Nuzzaci Park said it will be a long road to recovery, but she’s glad the year gave the community a clean plan to analyze what events should be moving forward and how, rather than having a plethora of options that are too Fatigue of events and lead to a watered-down audience.
Regardless of what the culture is like in the months and years to come, industry leaders are fortunate to have the support of the community during difficult times. Neufeld pointed out that gastronomy, artists and other non-profit organizations come together, for example in Dia de los Muertos collaborations, which included special menus and offrendas or altars.
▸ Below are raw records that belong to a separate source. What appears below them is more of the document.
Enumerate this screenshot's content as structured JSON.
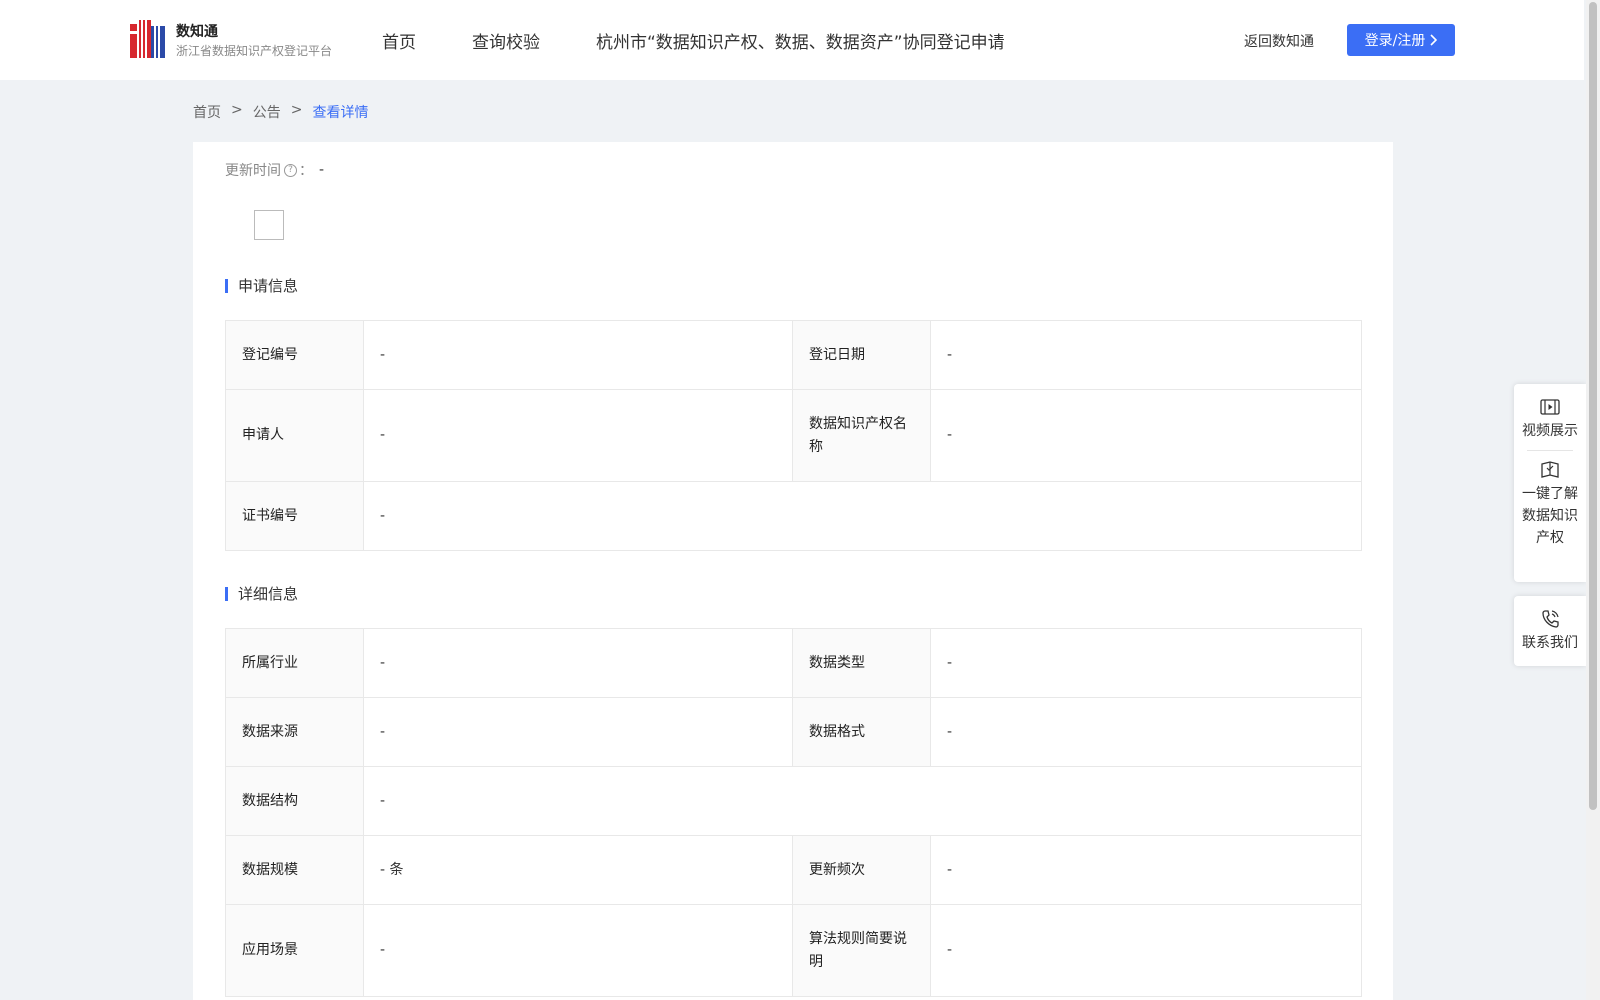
{
  "header": {
    "brand_name": "数知通",
    "brand_sub": "浙江省数据知识产权登记平台",
    "nav": [
      "首页",
      "查询校验",
      "杭州市“数据知识产权、数据、数据资产”协同登记申请"
    ],
    "back_link": "返回数知通",
    "login_label": "登录/注册"
  },
  "breadcrumb": {
    "home": "首页",
    "sep": ">",
    "notice": "公告",
    "current": "查看详情"
  },
  "update": {
    "label": "更新时间",
    "colon": "：",
    "value": "-"
  },
  "application": {
    "title": "申请信息",
    "reg_no_label": "登记编号",
    "reg_no": "-",
    "reg_date_label": "登记日期",
    "reg_date": "-",
    "applicant_label": "申请人",
    "applicant": "-",
    "ip_name_label": "数据知识产权名称",
    "ip_name": "-",
    "cert_no_label": "证书编号",
    "cert_no": "-"
  },
  "details": {
    "title": "详细信息",
    "industry_label": "所属行业",
    "industry": "-",
    "data_type_label": "数据类型",
    "data_type": "-",
    "source_label": "数据来源",
    "source": "-",
    "format_label": "数据格式",
    "format": "-",
    "structure_label": "数据结构",
    "structure": "-",
    "scale_label": "数据规模",
    "scale": "- 条",
    "frequency_label": "更新频次",
    "frequency": "-",
    "scenario_label": "应用场景",
    "scenario": "-",
    "algorithm_label": "算法规则简要说明",
    "algorithm": "-"
  },
  "float_panel": {
    "video": "视频展示",
    "learn": "一键了解数据知识产权",
    "contact": "联系我们"
  },
  "colors": {
    "accent": "#3b6ef5",
    "logo_red": "#d7282f",
    "logo_blue": "#2b4aa8"
  }
}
“I think the relationships that are strengthened during this time will only get stronger if we have more opportunities to work together,” said Neufeld. “There is hope that things are moving in the right direction. We’re still here, and we’re still committed to Breckenridge and our community throughout the Summit. There is optimism and I am definitely optimistic. … It would have been more difficult to say that maybe six months ago, five months ago. “
This story was previously published in Still Standing: How Summit County Weathered the Pandemic.